Behold, O loving Jesus, I come to You. I come, drawn by Your meekness, Your mercy, Your charity; I come with my whole heart and soul, and all my strength. Who will give me to be entirely conformed to Your Heart, in order that You may find in me everything You desire?

O Jesus, my King and my God, take me into the sweet shelter of Your divine Heart and there unite me to Yourself in such a way that I shall live totally for You. Permit me to submerge myself henceforth in that vast sea of Your mercy, abandoning myself entirely to Your goodness, plunging into the burning furnace of Your love, and remaining there forever ….
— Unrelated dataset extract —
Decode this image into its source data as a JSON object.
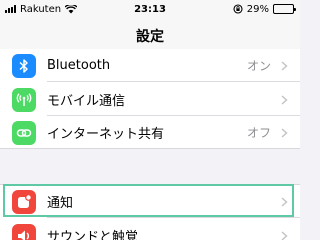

But what am I, O my God, I, so unlike You, the outcast of all creatures? But You are my supreme confidence because in You can be found the supplement or rather, the abundance of all the favors I have lost. Enclose me, O Lord, in the sanctuary of Your Heart opened by the spear, establish me there, guarded by Your gentle glance, so that I may be confided to Your care forever: under the shadow of Your paternal love I shall find rest in the everlasting remembrance of Your most precious love” (St. Gertrude).

“My daughter, know that My Heart is mercy itself. From this sea of mercy, graces flow out upon the whole world. No soul that has approached Me has ever gone away unconsoled. All misery gets buried in the depths of My mercy, and every saving and sanctifying grace flows from this fountain.”